Reserve Bank of India Governor Shaktikanta Das Saturday said that the inflationary impact of government spending as outlined in the Union Budget for 2020-21 won’t be much, adding that the government has adhered to the principle of fiscal prudence. The transmission of rate cuts has been “steadily improving” and is expected to improve further in the coming months, he added.
“With regard to the impact of the rate cut plateauing out, I would not entirely agree with that because transmission of rate cut has been steadily improving. If you recall, in December MPC when we met, the transmission to fresh rupee loans was in the order of about 49 basis points. In this monetary policy, we have said that it has improved to 69 basis points. It is the consequence of the rate cut, surplus liquidity that we ensure in the system and third, and very important, the external benchmarking which was brought into operation from October 1 onwards. Transmission is slowly and steadily improving and it should improve even more in the coming months,” Das said after the central board meeting where Finance Minister Nirmala Sitharaman addressed the board after the Budget.

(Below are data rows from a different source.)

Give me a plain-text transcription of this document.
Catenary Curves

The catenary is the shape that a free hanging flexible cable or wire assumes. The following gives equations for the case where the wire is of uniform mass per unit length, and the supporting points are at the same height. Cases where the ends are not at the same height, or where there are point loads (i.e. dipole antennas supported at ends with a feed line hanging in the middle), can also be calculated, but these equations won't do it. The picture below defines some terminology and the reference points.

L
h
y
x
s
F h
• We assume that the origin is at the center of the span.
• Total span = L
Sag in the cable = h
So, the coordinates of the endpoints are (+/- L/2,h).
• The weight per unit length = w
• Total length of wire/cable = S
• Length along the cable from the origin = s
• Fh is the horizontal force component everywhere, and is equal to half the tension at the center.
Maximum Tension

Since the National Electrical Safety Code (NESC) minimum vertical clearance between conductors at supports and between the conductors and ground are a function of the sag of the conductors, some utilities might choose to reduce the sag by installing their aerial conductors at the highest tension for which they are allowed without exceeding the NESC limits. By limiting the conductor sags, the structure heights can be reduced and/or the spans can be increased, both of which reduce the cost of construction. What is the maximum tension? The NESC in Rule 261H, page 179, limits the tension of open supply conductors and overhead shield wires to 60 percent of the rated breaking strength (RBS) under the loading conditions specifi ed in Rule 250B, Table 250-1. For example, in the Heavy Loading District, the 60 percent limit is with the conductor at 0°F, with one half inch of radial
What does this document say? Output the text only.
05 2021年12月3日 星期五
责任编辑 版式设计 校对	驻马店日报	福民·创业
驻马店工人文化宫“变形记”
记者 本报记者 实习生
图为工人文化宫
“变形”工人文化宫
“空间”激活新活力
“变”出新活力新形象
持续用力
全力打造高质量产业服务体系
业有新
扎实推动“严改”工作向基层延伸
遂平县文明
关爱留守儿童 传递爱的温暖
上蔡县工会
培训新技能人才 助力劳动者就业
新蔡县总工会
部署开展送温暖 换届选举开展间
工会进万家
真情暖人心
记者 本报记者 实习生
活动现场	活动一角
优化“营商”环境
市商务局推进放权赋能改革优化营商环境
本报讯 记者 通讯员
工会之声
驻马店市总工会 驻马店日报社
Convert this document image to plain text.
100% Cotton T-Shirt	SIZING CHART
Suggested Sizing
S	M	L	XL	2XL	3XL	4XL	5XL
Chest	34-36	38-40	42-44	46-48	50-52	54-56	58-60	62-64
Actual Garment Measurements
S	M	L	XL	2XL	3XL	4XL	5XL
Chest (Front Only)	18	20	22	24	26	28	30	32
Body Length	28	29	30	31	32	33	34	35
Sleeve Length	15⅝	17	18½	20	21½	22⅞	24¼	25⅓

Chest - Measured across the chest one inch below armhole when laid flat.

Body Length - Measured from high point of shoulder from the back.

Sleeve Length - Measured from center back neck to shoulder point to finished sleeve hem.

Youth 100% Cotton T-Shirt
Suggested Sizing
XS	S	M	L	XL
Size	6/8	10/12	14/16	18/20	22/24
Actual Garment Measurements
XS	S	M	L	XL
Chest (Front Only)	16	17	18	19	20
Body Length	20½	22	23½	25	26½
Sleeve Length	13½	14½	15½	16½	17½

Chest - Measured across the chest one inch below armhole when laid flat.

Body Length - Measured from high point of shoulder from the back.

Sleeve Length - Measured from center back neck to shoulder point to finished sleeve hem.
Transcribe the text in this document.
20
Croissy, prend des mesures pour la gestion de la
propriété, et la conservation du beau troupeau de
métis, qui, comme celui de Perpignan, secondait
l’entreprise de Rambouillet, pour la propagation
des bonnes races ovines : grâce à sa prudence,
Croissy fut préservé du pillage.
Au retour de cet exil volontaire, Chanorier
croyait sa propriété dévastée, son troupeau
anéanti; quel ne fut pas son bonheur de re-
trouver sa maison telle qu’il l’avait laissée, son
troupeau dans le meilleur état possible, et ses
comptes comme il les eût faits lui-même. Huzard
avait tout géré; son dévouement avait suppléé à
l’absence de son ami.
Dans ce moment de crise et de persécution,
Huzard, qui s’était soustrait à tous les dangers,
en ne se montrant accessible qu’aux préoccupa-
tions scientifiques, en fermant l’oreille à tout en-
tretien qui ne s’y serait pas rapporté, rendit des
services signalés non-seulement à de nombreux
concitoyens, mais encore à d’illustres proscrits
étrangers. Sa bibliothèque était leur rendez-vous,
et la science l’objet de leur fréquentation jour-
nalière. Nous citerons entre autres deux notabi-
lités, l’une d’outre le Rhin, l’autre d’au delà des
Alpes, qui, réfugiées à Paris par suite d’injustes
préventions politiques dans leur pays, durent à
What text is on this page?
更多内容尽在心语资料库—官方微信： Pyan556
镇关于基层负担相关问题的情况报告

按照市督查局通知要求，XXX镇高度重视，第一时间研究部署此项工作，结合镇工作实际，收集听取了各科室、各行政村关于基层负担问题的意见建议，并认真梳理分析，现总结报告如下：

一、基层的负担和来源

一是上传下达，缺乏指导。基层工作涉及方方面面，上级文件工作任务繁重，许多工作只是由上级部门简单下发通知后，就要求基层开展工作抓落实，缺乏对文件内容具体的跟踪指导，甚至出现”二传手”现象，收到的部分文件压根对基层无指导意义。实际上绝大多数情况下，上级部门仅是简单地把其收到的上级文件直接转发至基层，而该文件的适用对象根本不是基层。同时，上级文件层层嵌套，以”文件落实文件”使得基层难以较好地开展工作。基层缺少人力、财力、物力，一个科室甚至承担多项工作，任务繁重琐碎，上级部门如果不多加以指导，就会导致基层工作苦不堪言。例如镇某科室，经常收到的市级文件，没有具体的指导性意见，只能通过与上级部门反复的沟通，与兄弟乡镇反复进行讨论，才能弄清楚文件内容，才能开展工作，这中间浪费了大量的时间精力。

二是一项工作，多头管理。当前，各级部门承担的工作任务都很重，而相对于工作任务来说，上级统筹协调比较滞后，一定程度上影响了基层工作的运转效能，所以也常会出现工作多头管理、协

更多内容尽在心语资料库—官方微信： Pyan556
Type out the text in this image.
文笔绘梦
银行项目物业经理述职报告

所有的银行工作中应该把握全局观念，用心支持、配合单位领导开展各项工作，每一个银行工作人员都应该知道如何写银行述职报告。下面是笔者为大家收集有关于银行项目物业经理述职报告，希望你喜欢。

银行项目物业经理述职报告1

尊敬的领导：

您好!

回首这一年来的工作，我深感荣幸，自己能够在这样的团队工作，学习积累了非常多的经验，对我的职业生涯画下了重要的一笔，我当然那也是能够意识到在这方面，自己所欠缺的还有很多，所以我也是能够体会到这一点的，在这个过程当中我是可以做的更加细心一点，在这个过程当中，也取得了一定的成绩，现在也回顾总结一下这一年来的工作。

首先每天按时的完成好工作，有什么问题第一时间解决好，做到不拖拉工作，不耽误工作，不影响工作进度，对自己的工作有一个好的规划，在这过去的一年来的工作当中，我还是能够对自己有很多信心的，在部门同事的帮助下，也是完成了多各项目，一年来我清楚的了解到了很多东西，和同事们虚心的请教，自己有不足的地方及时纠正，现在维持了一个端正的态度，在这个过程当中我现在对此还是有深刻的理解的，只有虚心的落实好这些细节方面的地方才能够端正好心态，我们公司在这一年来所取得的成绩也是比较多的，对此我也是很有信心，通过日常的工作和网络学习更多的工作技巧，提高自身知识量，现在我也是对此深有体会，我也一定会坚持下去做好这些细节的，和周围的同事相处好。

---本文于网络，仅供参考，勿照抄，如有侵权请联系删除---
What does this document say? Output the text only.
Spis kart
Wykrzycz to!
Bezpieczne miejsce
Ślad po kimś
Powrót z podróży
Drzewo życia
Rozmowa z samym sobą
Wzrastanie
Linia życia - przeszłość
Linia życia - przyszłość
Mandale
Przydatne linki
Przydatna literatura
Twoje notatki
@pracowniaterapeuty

The RBI has cut its policy rate by 135 basis points in the last year. The RBI in its last monetary policy review meeting held on February 6 had maintained the status quo on the key policy rates citing growth-inflation dynamics. It had stated that the inflation was on a rising trajectory through the fourth quarter of 2019-20 and its outlook remains “highly uncertain.”
When asked if the RBI is relooking at the inflation target set in the Monetary Policy Framework, given the rising inflation, the RBI Governor said an internal review of the impact of Monetary Policy Framework is being undertaken currently within the RBI and if required, the central bank will have a discussion with the government. “Monetary policy framework has been in operation for the past 3.5 years. Internally we are reviewing, we are analysing how MPC framework has worked over the last 3.5 years. There is already an internal review process going on. At the appropriate time if required we will have dialogue and discussion with the government. At the moment, it is under review within the RBI,” he said.
As per the Monetary Policy Framework, the RBI’s medium-term target for consumer price index (CPI) inflation is 4 per cent within a band of plus or minus 2 per cent. The central.government had notified the target for the period from August 5, 2016, to March 31, 2021, with the amended RBI Act providing for the inflation target to be set by the Government of India, in consultation with the Reserve Bank, once in every five years.
On the impact of Budget on inflation, Das said the escape clause used by the government is well within the parameters set by the FRBM committee. “The direct inflationary impact of any Budget is fiscal deficit number when borrowing goes up, but the government has adhered to the principle of fiscal prudence. The escape clause under FRBM Act, the deficit number in the current year as well as the next year are very much within the parameters set as per FRBM committee recommendations. The good part of the government borrowing is also budgeted to come from small savings. Therefore, I don’t see much of an inflationary impact,” he said.
The RBI Governor said that declining crude prices has definitely a positive impact on inflation and it will not lead to a spike in inflation. “The main reason for the spike in inflation is because of food inflation, mostly milk, fish, and various protein-related items. Core inflation has slightly edged up because of revision of telecom tariffs, so therefore, I don’t see much of an impact (of Budget) on inflation,” he said.
Consumer Price Index (CPI)-based retail inflation surged to 7.59 per cent in January as against 7.35 per cent in December. The spike in retail inflation was stoked by higher price levels of food items such as vegetables, eggs, meat and fish and fuels. The MPC has sharply raised consumer price inflation projection to 6.5 per cent for the fourth quarter of fiscal year 2020 from 5.1-4.7 per cent earlier. The panel pegged CPI inflation for the first half of FY21 at 5.4-5.0 per cent compared with 4-3.8 per cent earlier.